Nvidia plays Shield console as Netflix for games


After the presentation on Tuesday involving video games/consoles, I thought this product was worth mentioning. In this article, Benny Evangelista, talks about Nvidia’s new console know as Shield. Priced at $199, Shield is described as “part smart TV, part game console, and part Netflix.” With an emphasis on gaming, Shield aims to stream video games the same way the Netflix streams videos. This would allow gamers to play instantly instead of waiting for hundreds of GB to download and plan to have 50 on-demand games by its launch date in May. Nvidia believes that with Sheild’s processor, it will be able to play games better than current video game consoles. Along with this, Shield will also have voice-controlled Android TV and will stream ultra HD online movies and video, play music, and display digital photos and running apps. With all these features, Nvidia hopes to make current video game consoles like PlayStation and Xbox obsolete. While also competing with streaming media devices like Apple and Roku.

Do you think that Nvidia’s Shield console has the ability disrupt the current video game console market and/or the streaming media device market? What suggestions/actions do you think companies in these markets should do to hinder Shield from gaining a share of the market?

3 Responses to Nvidia plays Shield console as Netflix for games

  • I feel it definitely can. Currently there are so many products coming in to markets with big players only and I do feel with the demand there is a lot of room for expansion.

  • I think there’s definitely potential for disruption, mostly because of the aspect of instant streaming, which other consoles can’t offer. I think that in order to keep Nvidia’s Shield from getting too much of the market, incumbents like PlayStation and Xbox need to partner with popular game manufacturers (those who produce Madden, COD, etc.), to ensure that those games are only available through their consoles and are not available for streaming. I think that game selection will be a huge deciding factor for consumers that can make or break Shield.

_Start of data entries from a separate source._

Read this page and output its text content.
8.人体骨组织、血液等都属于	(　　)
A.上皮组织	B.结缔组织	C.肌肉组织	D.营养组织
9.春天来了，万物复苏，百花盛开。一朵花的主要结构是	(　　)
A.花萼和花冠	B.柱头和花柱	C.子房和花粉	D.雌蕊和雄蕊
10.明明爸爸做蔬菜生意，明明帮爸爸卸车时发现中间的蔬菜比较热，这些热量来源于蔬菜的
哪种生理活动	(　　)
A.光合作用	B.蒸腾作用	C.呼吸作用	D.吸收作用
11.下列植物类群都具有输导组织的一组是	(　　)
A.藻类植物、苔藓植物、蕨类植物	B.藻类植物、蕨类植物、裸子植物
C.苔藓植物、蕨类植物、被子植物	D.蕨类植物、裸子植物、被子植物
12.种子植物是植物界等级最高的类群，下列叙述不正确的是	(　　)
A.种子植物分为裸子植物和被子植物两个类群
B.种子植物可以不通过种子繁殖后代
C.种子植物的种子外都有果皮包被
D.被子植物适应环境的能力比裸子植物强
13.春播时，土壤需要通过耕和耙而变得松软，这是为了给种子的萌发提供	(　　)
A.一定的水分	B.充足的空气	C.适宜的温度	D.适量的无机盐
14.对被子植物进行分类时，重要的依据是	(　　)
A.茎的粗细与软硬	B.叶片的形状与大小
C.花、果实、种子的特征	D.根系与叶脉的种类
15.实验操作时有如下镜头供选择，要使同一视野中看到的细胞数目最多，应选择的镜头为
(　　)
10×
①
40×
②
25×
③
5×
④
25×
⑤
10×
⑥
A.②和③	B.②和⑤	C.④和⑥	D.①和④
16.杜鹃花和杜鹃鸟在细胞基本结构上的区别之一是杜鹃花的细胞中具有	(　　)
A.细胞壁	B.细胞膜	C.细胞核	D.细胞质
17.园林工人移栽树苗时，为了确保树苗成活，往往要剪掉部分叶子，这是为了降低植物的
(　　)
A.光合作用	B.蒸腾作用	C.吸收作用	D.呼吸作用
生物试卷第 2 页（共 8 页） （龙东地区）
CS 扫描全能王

  • Good find. The Nvidia Shield has the potential to be disruptive over time (not initially), but there are three reasons I think it will simply be a niche product that doesn’t disrupt the industry or its incumbents (such as Sony or Microsoft).

    1) Other products like this exist, such as OnLive, but Shield requires the physical console in order for the grid service to work; OnLive, on the other hand, takes full advantage of the “Internet of Things” and allows a user to stream games (also in a number of subscription plans) on a variety of internet-enabled devices, along with a physical console the company provides.

    2) The Shield, as of now, is looking like it will be more of an alternative to a standard gaming PC. Its infrastructure is a combination of a PC-esque platform (comparable to Valve’s Steam platform and its related “Steam Box” PC-esque consoles) and Android, and aims to be an all-around entertainment platform built on the foundation of streaming. It has impressive specs and a great price (and on this front it can be viewed as superior to the processing power and price of traditional video game consoles), but, even with a large focus on games, there’s nothing new the console/service is offering to a traditional “gamer”, which brings me to my 3rd point

    3) Games. As mentioned in the article, Nvidia will need to add a lot more games to its console/service before it can become a viable alternative and competitor to companies like Sony and Microsoft. As of now, there are only 50 games lined up for the service. Nvidia will also need to acquire exclusivity, but with its hybrid PC/Android infrastructure, by default this isn’t really possible; in other words, it is only capable of playing what is already available or will be available on the PC or Android. The PlayStation 4 and Xbox One, on the other hand, are proprietary consoles with their own unique infrastructure that have a multitude of exclusive games and services that enable them to remain as leaders in the market. Also, with companies like Sony already starting to stream games with its PlayStation Now service (as I mentioned in my presentation) on multiple Sony devices, it will be hard for Nvidia to convince gamers to shift to their new platform without offering more exclusive benefits.

    Overall it will remain an attractive alternative for niche consumers, but in my opinion it will be nothing more.